Он встает и уходит, Эмма следует за ним. Я еще несколько минут сижу в пустом зале. Если бы все было по-старому, я бы сейчас поехал домой и признался Делии, что проиграл слушание. Я бы дословно процитировал ей судью Ноубла и попросил истолковать его слова. Мы бы раскладывали мою речь по полочкам, пока она не всплеснула бы руками и не воскликнула бы: «Это тупик!»
Но она, скорее всего, не придет домой сегодня вечером. И мы по-прежнему в тупике.
Делия входит в зал последней, дверь за ней запирают. В желтом платье с темными волосами, заколотыми на затылке, она похожа на высокий красивый подсолнух. Мне нужно столько всего ей сказать, но я жду подходящего момента. После суда у меня будет еще один повод извиниться перед ней.

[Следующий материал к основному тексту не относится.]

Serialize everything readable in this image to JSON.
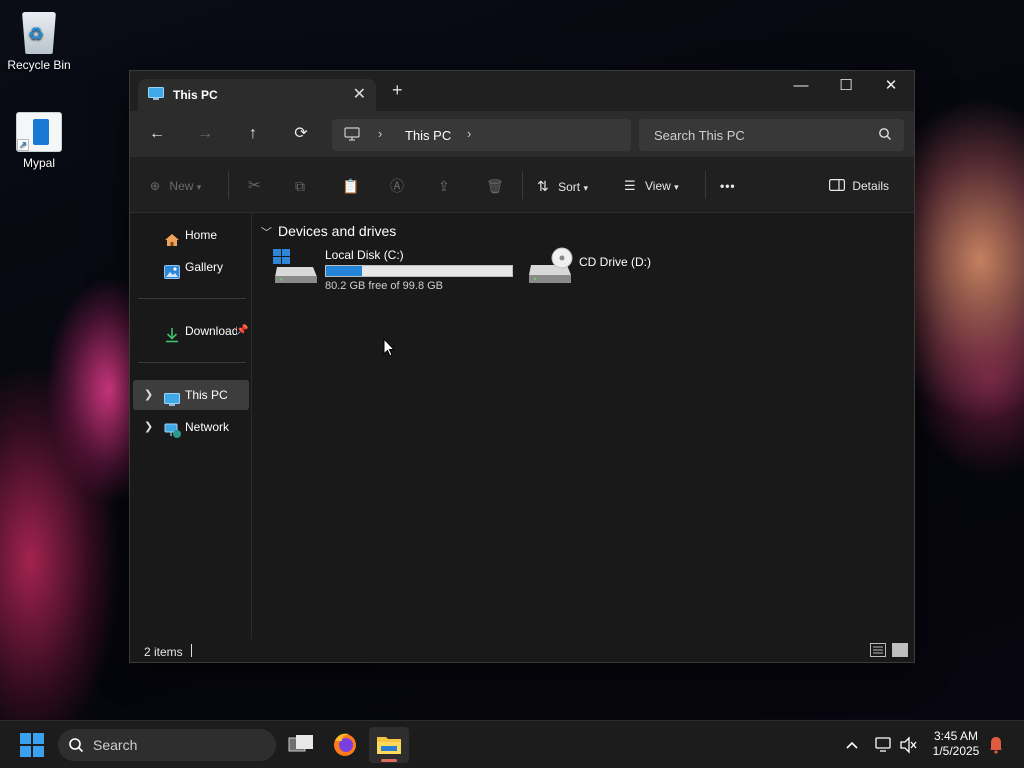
{
  "desktop": {
    "icons": [
      {
        "label": "Recycle Bin",
        "icon": "recycle-bin-icon"
      },
      {
        "label": "Mypal",
        "icon": "mypal-shortcut-icon"
      }
    ]
  },
  "window": {
    "tab_title": "This PC",
    "tab_close": "✕",
    "new_tab": "+",
    "controls": {
      "minimize": "—",
      "maximize": "☐",
      "close": "✕"
    },
    "nav": {
      "back": "←",
      "forward": "→",
      "up": "↑",
      "refresh": "⟳"
    },
    "breadcrumb": {
      "current": "This PC",
      "separator": "›"
    },
    "search": {
      "placeholder": "Search This PC",
      "value": ""
    },
    "commands": {
      "new_label": "New",
      "sort_label": "Sort",
      "view_label": "View",
      "more_label": "•••",
      "details_label": "Details"
    },
    "navpane": {
      "items": [
        {
          "label": "Home",
          "icon": "home-icon"
        },
        {
          "label": "Gallery",
          "icon": "gallery-icon"
        },
        {
          "label": "Downloads",
          "icon": "download-icon",
          "pinned": true
        },
        {
          "label": "This PC",
          "icon": "this-pc-icon",
          "selected": true
        },
        {
          "label": "Network",
          "icon": "network-icon"
        }
      ]
    },
    "content": {
      "group_title": "Devices and drives",
      "drives": [
        {
          "name": "Local Disk (C:)",
          "free_text": "80.2 GB free of 99.8 GB",
          "used_fraction": 0.196
        },
        {
          "name": "CD Drive (D:)"
        }
      ]
    },
    "status": {
      "item_count": "2 items"
    }
  },
  "taskbar": {
    "search_label": "Search",
    "apps": [
      "task-view-icon",
      "firefox-icon",
      "file-explorer-icon"
    ],
    "clock": {
      "time": "3:45 AM",
      "date": "1/5/2025"
    }
  },
  "colors": {
    "accent": "#2384d8",
    "window_bg": "#191919",
    "taskbar_bg": "#1c1c1c"
  }
}
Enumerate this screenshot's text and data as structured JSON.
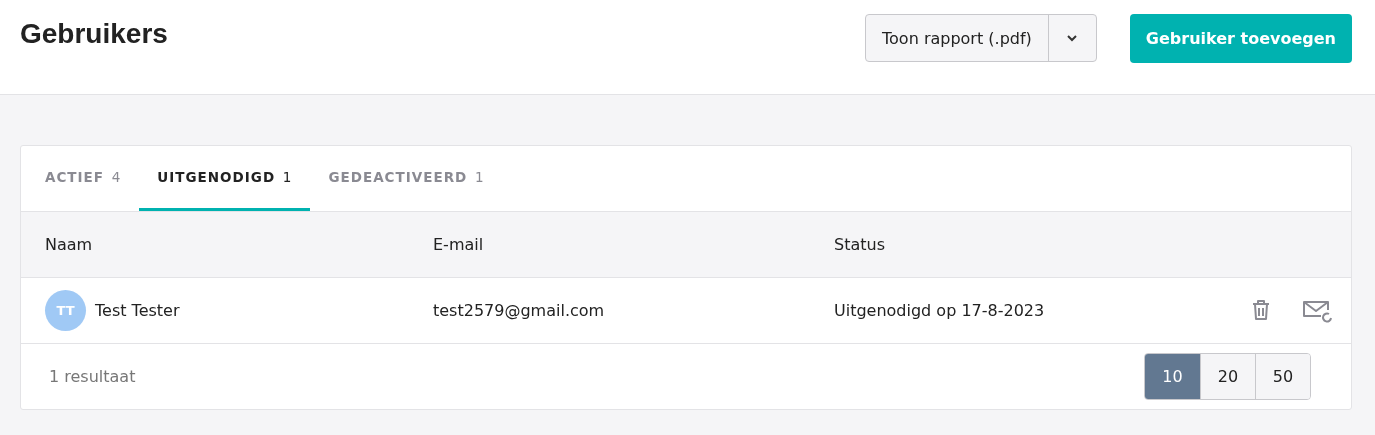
{
  "page_title": "Gebruikers",
  "report_button": {
    "label": "Toon rapport (.pdf)"
  },
  "add_button": {
    "label": "Gebruiker toevoegen"
  },
  "tabs": [
    {
      "label": "ACTIEF",
      "count": "4",
      "selected": false
    },
    {
      "label": "UITGENODIGD",
      "count": "1",
      "selected": true
    },
    {
      "label": "GEDEACTIVEERD",
      "count": "1",
      "selected": false
    }
  ],
  "table": {
    "columns": [
      "Naam",
      "E-mail",
      "Status"
    ],
    "rows": [
      {
        "initials": "TT",
        "name": "Test Tester",
        "email": "test2579@gmail.com",
        "status": "Uitgenodigd op 17-8-2023"
      }
    ]
  },
  "result_count": "1 resultaat",
  "page_sizes": [
    {
      "label": "10",
      "selected": true
    },
    {
      "label": "20",
      "selected": false
    },
    {
      "label": "50",
      "selected": false
    }
  ]
}
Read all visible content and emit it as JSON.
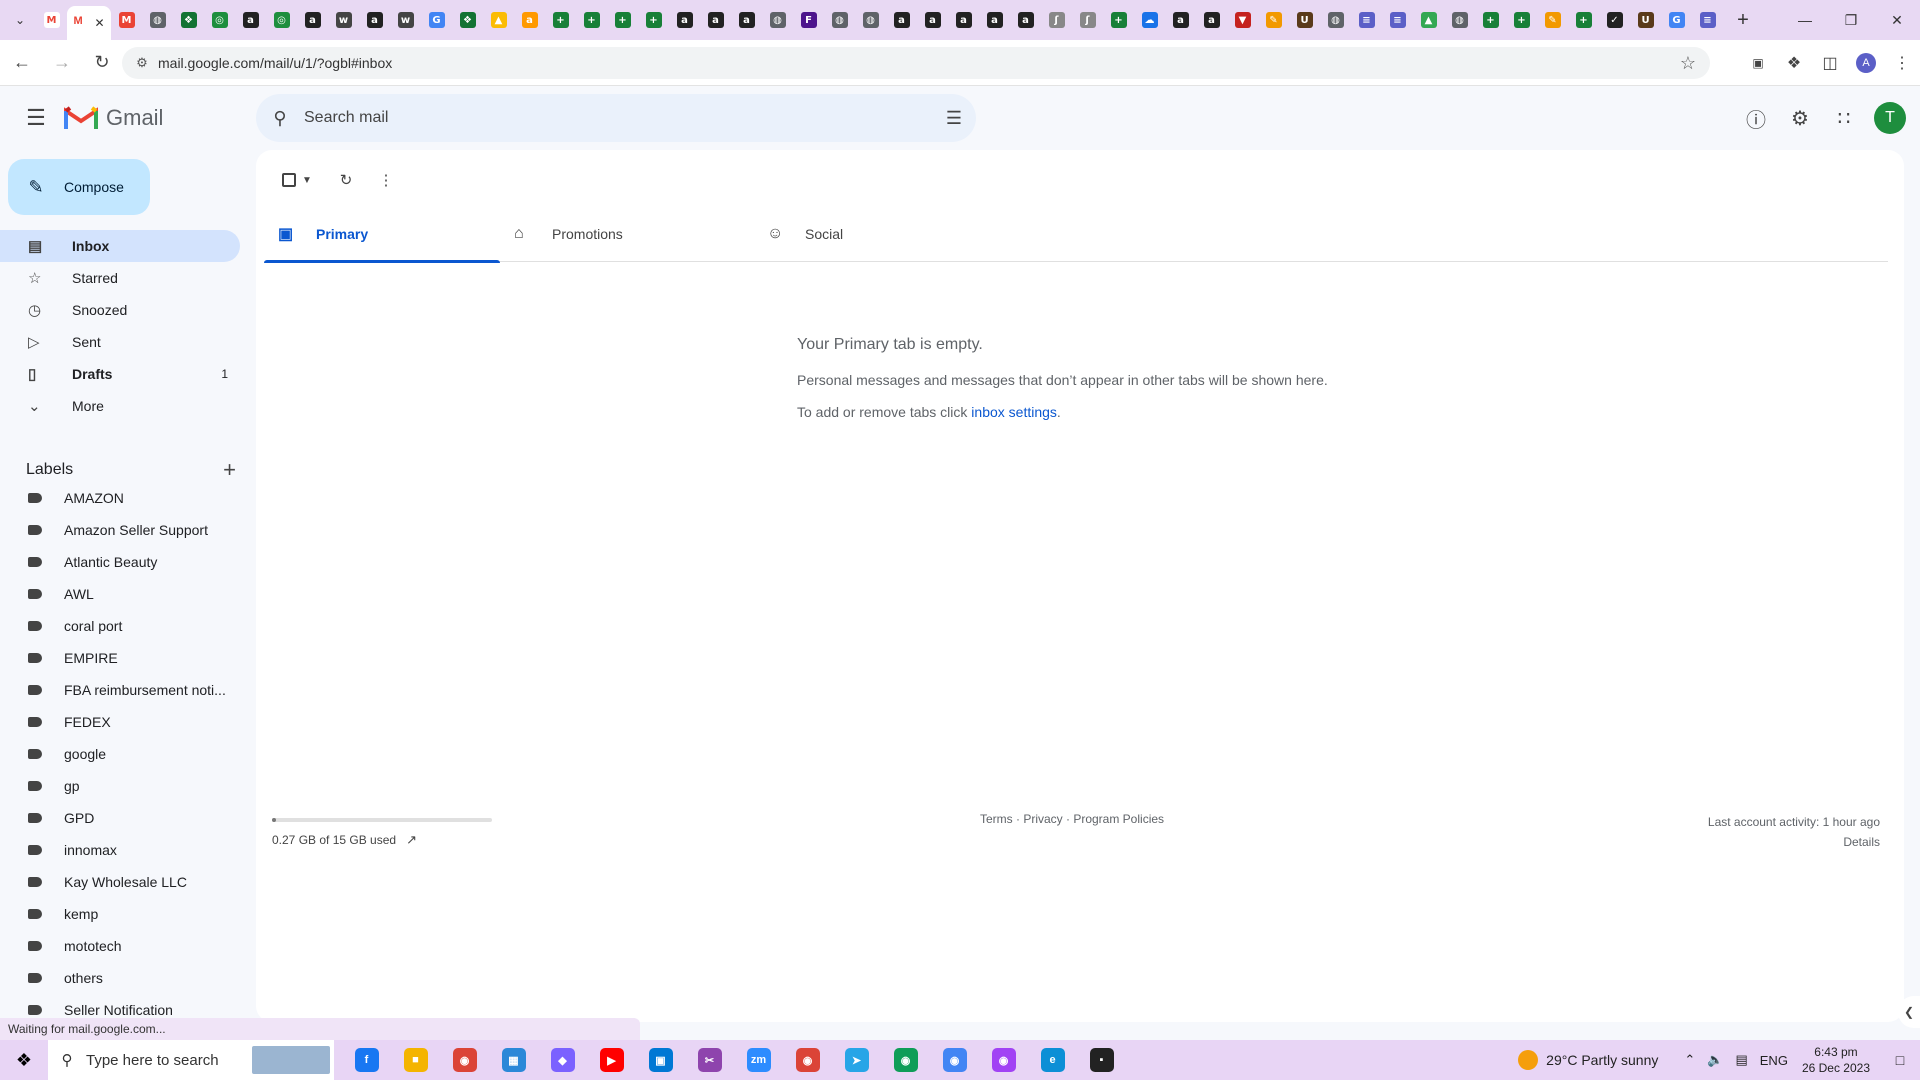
{
  "browser": {
    "url": "mail.google.com/mail/u/1/?ogbl#inbox",
    "profile_initial": "A",
    "tab_favicons": [
      {
        "name": "gmail-tab-icon",
        "char": "M",
        "color": "#ea4335"
      },
      {
        "name": "globe-tab-icon",
        "char": "◍",
        "color": "#5f6368"
      },
      {
        "name": "extension-tab-icon",
        "char": "❖",
        "color": "#137333"
      },
      {
        "name": "circle-tab-icon",
        "char": "◎",
        "color": "#1e8e3e"
      },
      {
        "name": "amazon-tab-icon",
        "char": "a",
        "color": "#222222"
      },
      {
        "name": "circle-tab-icon",
        "char": "◎",
        "color": "#1e8e3e"
      },
      {
        "name": "amazon-tab-icon",
        "char": "a",
        "color": "#222222"
      },
      {
        "name": "wix-tab-icon",
        "char": "w",
        "color": "#444444"
      },
      {
        "name": "amazon-tab-icon",
        "char": "a",
        "color": "#222222"
      },
      {
        "name": "wix-tab-icon",
        "char": "w",
        "color": "#444444"
      },
      {
        "name": "google-tab-icon",
        "char": "G",
        "color": "#4285f4"
      },
      {
        "name": "extension-tab-icon",
        "char": "❖",
        "color": "#137333"
      },
      {
        "name": "drive-tab-icon",
        "char": "▲",
        "color": "#fbbc04"
      },
      {
        "name": "amazon-tab-icon",
        "char": "a",
        "color": "#ff9900"
      },
      {
        "name": "sheets-tab-icon",
        "char": "+",
        "color": "#188038"
      },
      {
        "name": "sheets-tab-icon",
        "char": "+",
        "color": "#188038"
      },
      {
        "name": "sheets-tab-icon",
        "char": "+",
        "color": "#188038"
      },
      {
        "name": "sheets-tab-icon",
        "char": "+",
        "color": "#188038"
      },
      {
        "name": "amazon-tab-icon",
        "char": "a",
        "color": "#222222"
      },
      {
        "name": "amazon-tab-icon",
        "char": "a",
        "color": "#222222"
      },
      {
        "name": "amazon-tab-icon",
        "char": "a",
        "color": "#222222"
      },
      {
        "name": "globe-tab-icon",
        "char": "◍",
        "color": "#5f6368"
      },
      {
        "name": "fedex-tab-icon",
        "char": "F",
        "color": "#4d148c"
      },
      {
        "name": "globe-tab-icon",
        "char": "◍",
        "color": "#5f6368"
      },
      {
        "name": "globe-tab-icon",
        "char": "◍",
        "color": "#5f6368"
      },
      {
        "name": "amazon-tab-icon",
        "char": "a",
        "color": "#222222"
      },
      {
        "name": "amazon-tab-icon",
        "char": "a",
        "color": "#222222"
      },
      {
        "name": "amazon-tab-icon",
        "char": "a",
        "color": "#222222"
      },
      {
        "name": "amazon-tab-icon",
        "char": "a",
        "color": "#222222"
      },
      {
        "name": "amazon-tab-icon",
        "char": "a",
        "color": "#222222"
      },
      {
        "name": "script-tab-icon",
        "char": "ʃ",
        "color": "#888888"
      },
      {
        "name": "script-tab-icon",
        "char": "ʃ",
        "color": "#888888"
      },
      {
        "name": "sheets-tab-icon",
        "char": "+",
        "color": "#188038"
      },
      {
        "name": "cloud-tab-icon",
        "char": "☁",
        "color": "#1a73e8"
      },
      {
        "name": "amazon-tab-icon",
        "char": "a",
        "color": "#222222"
      },
      {
        "name": "amazon-tab-icon",
        "char": "a",
        "color": "#222222"
      },
      {
        "name": "triangle-tab-icon",
        "char": "▼",
        "color": "#c5221f"
      },
      {
        "name": "pencil-tab-icon",
        "char": "✎",
        "color": "#f29900"
      },
      {
        "name": "ups-tab-icon",
        "char": "U",
        "color": "#5a3a1a"
      },
      {
        "name": "globe-tab-icon",
        "char": "◍",
        "color": "#5f6368"
      },
      {
        "name": "list-tab-icon",
        "char": "≡",
        "color": "#5b5fc7"
      },
      {
        "name": "list-tab-icon",
        "char": "≡",
        "color": "#5b5fc7"
      },
      {
        "name": "drive-tab-icon",
        "char": "▲",
        "color": "#34a853"
      },
      {
        "name": "globe-tab-icon",
        "char": "◍",
        "color": "#5f6368"
      },
      {
        "name": "sheets-tab-icon",
        "char": "+",
        "color": "#188038"
      },
      {
        "name": "sheets-tab-icon",
        "char": "+",
        "color": "#188038"
      },
      {
        "name": "pencil-tab-icon",
        "char": "✎",
        "color": "#f29900"
      },
      {
        "name": "sheets-tab-icon",
        "char": "+",
        "color": "#188038"
      },
      {
        "name": "check-tab-icon",
        "char": "✓",
        "color": "#222222"
      },
      {
        "name": "ups-tab-icon",
        "char": "U",
        "color": "#5a3a1a"
      },
      {
        "name": "google-tab-icon",
        "char": "G",
        "color": "#4285f4"
      },
      {
        "name": "list-tab-icon",
        "char": "≡",
        "color": "#5b5fc7"
      }
    ]
  },
  "gmail": {
    "logo_text": "Gmail",
    "search_placeholder": "Search mail",
    "account_initial": "T",
    "compose_label": "Compose",
    "nav": [
      {
        "name": "inbox",
        "icon": "▤",
        "label": "Inbox",
        "count": "",
        "active": true,
        "bold": true
      },
      {
        "name": "starred",
        "icon": "☆",
        "label": "Starred",
        "count": "",
        "active": false,
        "bold": false
      },
      {
        "name": "snoozed",
        "icon": "◷",
        "label": "Snoozed",
        "count": "",
        "active": false,
        "bold": false
      },
      {
        "name": "sent",
        "icon": "▷",
        "label": "Sent",
        "count": "",
        "active": false,
        "bold": false
      },
      {
        "name": "drafts",
        "icon": "▯",
        "label": "Drafts",
        "count": "1",
        "active": false,
        "bold": true
      },
      {
        "name": "more",
        "icon": "⌄",
        "label": "More",
        "count": "",
        "active": false,
        "bold": false
      }
    ],
    "labels_heading": "Labels",
    "labels": [
      "AMAZON",
      "Amazon Seller Support",
      "Atlantic Beauty",
      "AWL",
      "coral port",
      "EMPIRE",
      "FBA reimbursement noti...",
      "FEDEX",
      "google",
      "gp",
      "GPD",
      "innomax",
      "Kay Wholesale LLC",
      "kemp",
      "mototech",
      "others",
      "Seller Notification"
    ],
    "tabs": [
      {
        "name": "primary",
        "icon": "▣",
        "label": "Primary",
        "active": true
      },
      {
        "name": "promotions",
        "icon": "⌂",
        "label": "Promotions",
        "active": false
      },
      {
        "name": "social",
        "icon": "☺",
        "label": "Social",
        "active": false
      }
    ],
    "empty": {
      "heading": "Your Primary tab is empty.",
      "body": "Personal messages and messages that don’t appear in other tabs will be shown here.",
      "settings_prefix": "To add or remove tabs click ",
      "settings_link": "inbox settings",
      "settings_suffix": "."
    },
    "storage": {
      "used_text": "0.27 GB of 15 GB used",
      "fraction": 0.018
    },
    "policies": "Terms · Privacy · Program Policies",
    "activity": {
      "last": "Last account activity: 1 hour ago",
      "details": "Details"
    }
  },
  "status_text": "Waiting for mail.google.com...",
  "taskbar": {
    "search_placeholder": "Type here to search",
    "apps": [
      {
        "name": "facebook-app-icon",
        "char": "f",
        "color": "#1877f2"
      },
      {
        "name": "file-explorer-app-icon",
        "char": "■",
        "color": "#f4b400"
      },
      {
        "name": "chrome-app-icon",
        "char": "◉",
        "color": "#db4437"
      },
      {
        "name": "calculator-app-icon",
        "char": "▦",
        "color": "#2b88d8"
      },
      {
        "name": "copilot-app-icon",
        "char": "◆",
        "color": "#7b61ff"
      },
      {
        "name": "youtube-app-icon",
        "char": "▶",
        "color": "#ff0000"
      },
      {
        "name": "store-app-icon",
        "char": "▣",
        "color": "#0078d4"
      },
      {
        "name": "snipping-tool-app-icon",
        "char": "✂",
        "color": "#8e44ad"
      },
      {
        "name": "zoom-app-icon",
        "char": "zm",
        "color": "#2d8cff"
      },
      {
        "name": "chrome-app-icon",
        "char": "◉",
        "color": "#db4437"
      },
      {
        "name": "telegram-app-icon",
        "char": "➤",
        "color": "#27a5e7"
      },
      {
        "name": "chrome-app-icon",
        "char": "◉",
        "color": "#0f9d58"
      },
      {
        "name": "chrome-app-icon",
        "char": "◉",
        "color": "#4285f4"
      },
      {
        "name": "chrome-app-icon",
        "char": "◉",
        "color": "#a142f4"
      },
      {
        "name": "edge-app-icon",
        "char": "e",
        "color": "#0c8fd6"
      },
      {
        "name": "sticky-notes-app-icon",
        "char": "▪",
        "color": "#222222"
      }
    ],
    "weather": "29°C  Partly sunny",
    "lang": "ENG",
    "time": "6:43 pm",
    "date": "26 Dec 2023"
  }
}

Эрик встает и обращается к жюри.
— Дамы и господа, знаете ли вы, что такое любовь? — вопрошает он. — Любить не значит делать все, чего от тебя ждет любимый человек. Любить — значит делать то, чего он не ожидает. Любить — значит превышать ожидания. Это и следует вменить в вину Эндрю Хопкинсу. И в этом он бы безоговорочно признался. Прокурор будет обсуждать с вами вопросы послушания и выполнения законов. Она будет употреблять слова вроде «похищение». Но в данном случае никто никого не похищал, никто не применял силу А что касается правил — вы сами знаете, что на каждое правило найдутся исключения. Чего вы, возможно, не знаете, так это того, что буква закона тоже далека от совершенства. — Эрик подходит к скамье присяжных. — Судья скажет вам следующее: если вы считаете, что Эндрю Хопкинс совершил все элементы преступления, и не сомневаетесь в этом, вам следует признать его виновным. Заметьте: вы не «должны», не «обязаны», нет — «вам следует». Почему же судья не приказывает вам? Потому что не может. Вы, присяжные, наделены последним правом карать и миловать.
— Протестую! — вспыхивает Эмма Вассерштайн. — Ваша честь, он говорит присяжным, что они могут аннулировать все обвинения, если им захочется! — возмущается она.
— Знаю, — спокойно соглашается Ноубл. — Но я ничего не могу с этим поделать.
Когда Эрик поворачивается ко мне, на лице его написано искреннее изумление: он, сам, похоже, не надеялся, что ему сойдет это с рук. Он откашливается и снова устремляет взгляд на присяжных.
— Закон требует точности, он осторожен в выборе слов. И порой он умышленно распахивает дверь, ведущую из порядка в здравый смысл. Вы стоите перед выбором, дамы и господа! Подчас выбор совершить непросто. Как непросто было Эндрю, как непросто служителям закона, как непросто, надеюсь, придется вам.